Persistance de l’inflation : quel rôle pour les profits excessifs des entreprises ?
La persistance de l’inflation depuis 2021 a suscité un débat quant à ses causes. Nous explorons le rôle des profits excessifs des entreprises dans le contexte de la crise énergétique récente. Nos résultats suggèrent que les secteurs les moins concurrentiels ont transmis dans leurs prix de vente plus de 100 % de la hausse de leurs coûts et ainsi contribué à l’inflation.

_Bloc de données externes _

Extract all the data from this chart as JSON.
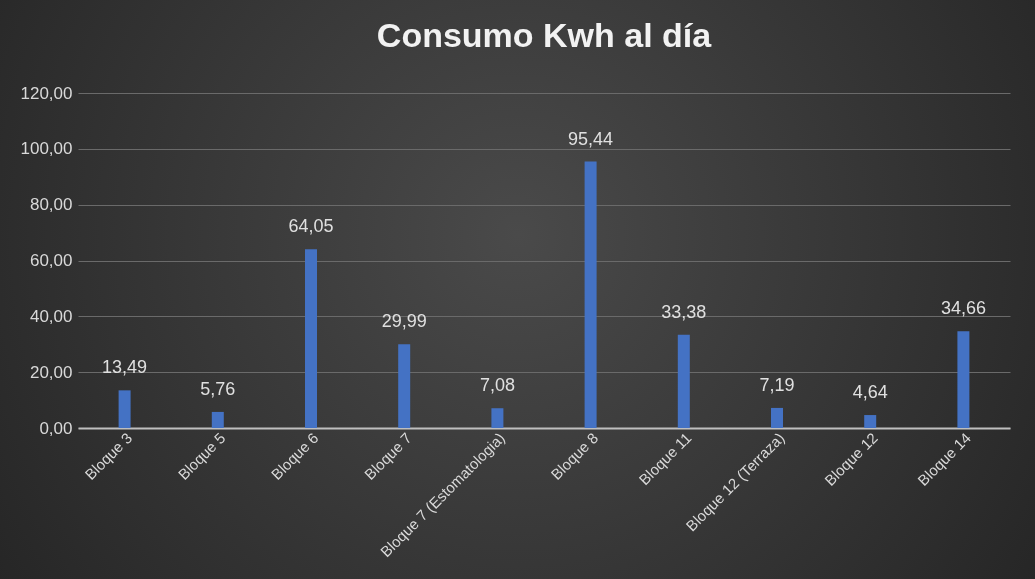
{
  "chart_data": {
    "type": "bar",
    "title": "Consumo Kwh al día",
    "categories": [
      "Bloque 3",
      "Bloque 5",
      "Bloque 6",
      "Bloque 7",
      "Bloque 7 (Estomatologia)",
      "Bloque 8",
      "Bloque 11",
      "Bloque 12 (Terraza)",
      "Bloque 12",
      "Bloque 14"
    ],
    "values": [
      13.49,
      5.76,
      64.05,
      29.99,
      7.08,
      95.44,
      33.38,
      7.19,
      4.64,
      34.66
    ],
    "value_labels": [
      "13,49",
      "5,76",
      "64,05",
      "29,99",
      "7,08",
      "95,44",
      "33,38",
      "7,19",
      "4,64",
      "34,66"
    ],
    "color": "#4472c4",
    "ylim": [
      0,
      120
    ],
    "yticks": [
      {
        "value": 0,
        "label": "0,00"
      },
      {
        "value": 20,
        "label": "20,00"
      },
      {
        "value": 40,
        "label": "40,00"
      },
      {
        "value": 60,
        "label": "60,00"
      },
      {
        "value": 80,
        "label": "80,00"
      },
      {
        "value": 100,
        "label": "100,00"
      },
      {
        "value": 120,
        "label": "120,00"
      }
    ],
    "grid": "y"
  }
}
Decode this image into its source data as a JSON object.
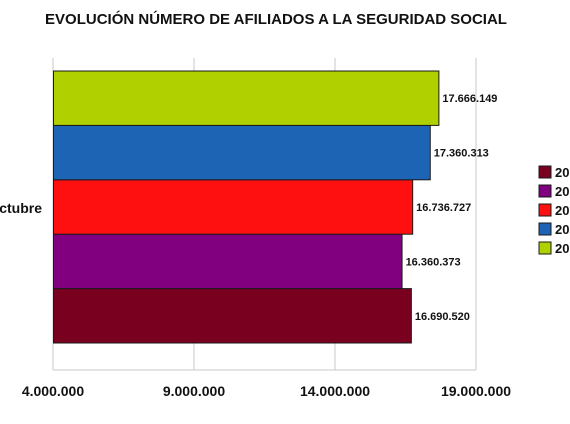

Par Axelle Arquié, Malte Thie
Billet du 26 juin 2023
En mai 2023, la hausse des prix sur un an atteignait encore 5,1% en France, en dépit de la forte hausse des taux d’intérêt par la BCE. La politique monétaire n’a pas pu entièrement contenir une inflation désormais essentiellement alimentée par le coût des biens importés (énergie, matières premières). Le débat s’est porté, en France mais également aux Etats-Unis sur l’existence d’une boucle prix-profit qui expliquerait la persistance de l’inflation : les entreprises augmenteraient les prix davantage que ne le justifierait l’augmentation réelle de leurs coûts.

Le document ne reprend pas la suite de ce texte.